Speaking during the tour of Bulawayo textile giant, Archer Clothing Manufacturers on Thursday last week, Minister of Industry, Commerce and Enterprise Development Dr Mike Bimha said policies to protect local industry will not stay forever as the country is opening up to foreign investment.
“What I want to believe now as we are speaking of opening and saying Zimbabwe is now open for business, you will find other players coming in and when they do how do they fare with you in terms of your technology and in terms of your equipment and your efficiency and we hope that in all your plans you take that into consideration. There are certain policies that we came up with to support local production and it is not forever and competition is here to stay and the question is what will you do?” said Dr Bimha.
Archer Clothing general manager Mr Shaine Beamish said the company was doing well.
“Our efficiency levels are international standards and we are able to export to the region, to South Africa and to Germany so we are able to compete globally and we do not have much complaints compared to others in the industry. We are ready to compete with the global market,” he said.
Among other things the Government had introduced is S I 63 of 2017 which increased the duty on cotton and polycotton to support local players in the country and decrease imports which had resulted in the country losing foreign currency.
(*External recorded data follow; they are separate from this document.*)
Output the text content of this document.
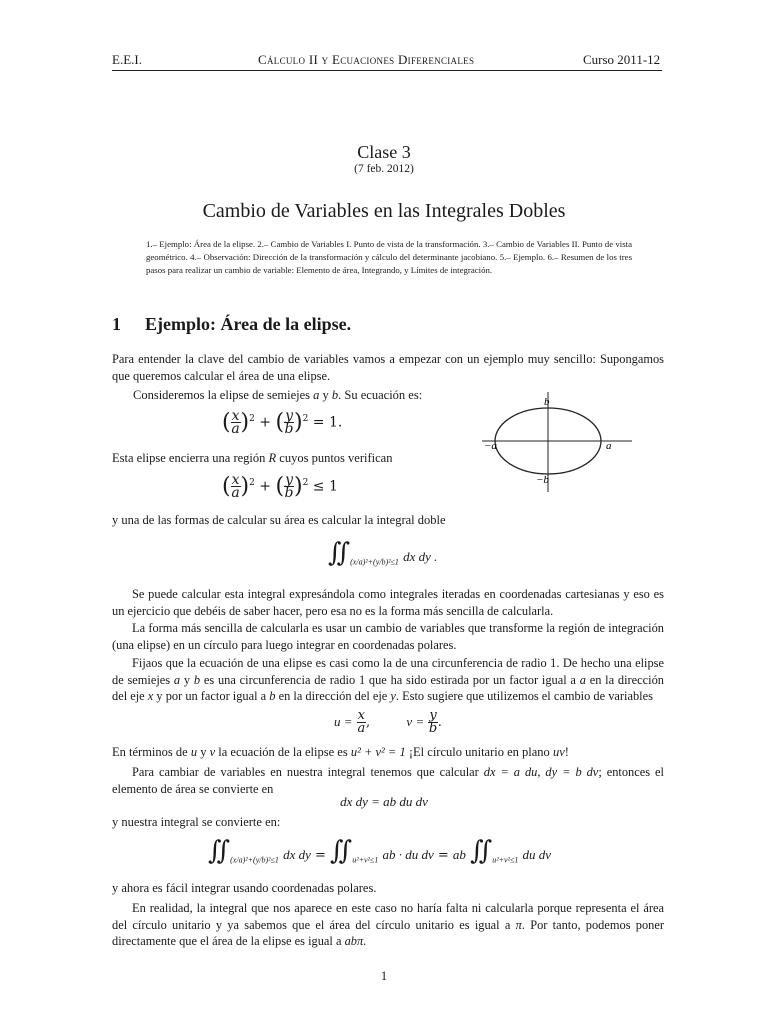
E.E.I.	Cálculo II y Ecuaciones Diferenciales	Curso 2011-12
Clase 3
(7 feb. 2012)
Cambio de Variables en las Integrales Dobles
1.– Ejemplo: Área de la elipse. 2.– Cambio de Variables I. Punto de vista de la transformación. 3.– Cambio de Variables II. Punto de vista geométrico. 4.– Observación: Dirección de la transformación y cálculo del determinante jacobiano. 5.– Ejemplo. 6.– Resumen de los tres pasos para realizar un cambio de variable: Elemento de área, Integrando, y Límites de integración.
1 Ejemplo: Área de la elipse.
Para entender la clave del cambio de variables vamos a empezar con un ejemplo muy sencillo: Supongamos que queremos calcular el área de una elipse.
Consideremos la elipse de semiejes a y b. Su ecuación es:
( $\frac{x}{a} )^2$ + ( $\frac{y}{b} )^2 = 1$.
b
−b
a
−a
Esta elipse encierra una región R cuyos puntos verifican
( $\frac{x}{a} )^2$ + ( $\frac{y}{b} )^2 \le 1$
y una de las formas de calcular su área es calcular la integral doble
$∬_{(x/a)^2+(y/b)^2\le 1}$ dx dy .
Se puede calcular esta integral expresándola como integrales iteradas en coordenadas cartesianas y eso es un ejercicio que debéis de saber hacer, pero esa no es la forma más sencilla de calcularla.
La forma más sencilla de calcularla es usar un cambio de variables que transforme la región de integración (una elipse) en un círculo para luego integrar en coordenadas polares.
Fijaos que la ecuación de una elipse es casi como la de una circunferencia de radio 1. De hecho una elipse de semiejes a y b es una circunferencia de radio 1 que ha sido estirada por un factor igual a a en la dirección del eje x y por un factor igual a b en la dirección del eje y. Esto sugiere que utilizemos el cambio de variables
$u = \frac{x}{a}$ ,  $v = \frac{y}{b}$ .
En términos de u y v la ecuación de la elipse es u² + v² = 1 ¡El círculo unitario en plano uv!
Para cambiar de variables en nuestra integral tenemos que calcular dx = a du, dy = b dv; entonces el elemento de área se convierte en
dx dy = ab du dv
y nuestra integral se convierte en:
$∬_{(x/a)^2+(y/b)^2\le 1}$ dx dy = $∬_{u^2+v^2\le 1}$ ab · du dv = ab $∬_{u^2+v^2\le 1}$ du dv
y ahora es fácil integrar usando coordenadas polares.
En realidad, la integral que nos aparece en este caso no haría falta ni calcularla porque representa el área del círculo unitario y ya sabemos que el área del círculo unitario es igual a π. Por tanto, podemos poner directamente que el área de la elipse es igual a abπ.
1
Mr Beamish said the company had over 2 000 workers and was operating efficiently.
“The group has in total about 2 300 employees and a 1 000 are here at Archer in Bulawayo, a lot of our developments have happened here; we moved from 400 employees to 1 000 within a year.
“In terms of profitability it all depends on the market in which we operate so the profits that we have is a direct result of how many people we have so the more people we have, the more profits there are.
“All of our profits have returned in the form of fabric and raw material to make clothes that are our recipe, there are no dividends and there is no take out; everything stays in the business to grow it bigger,” he said.
Archer Clothing Manufacturers human resources manager Mr Peter Simango said the company will be constructing a training school for its employees.
“We want to increase the number of employees because we have orders. Our work wear and our safari ranges are doing very well in the market and because demand has become more we need to increase.
We are running very efficiently at the moment but because of high demand we need to increase production.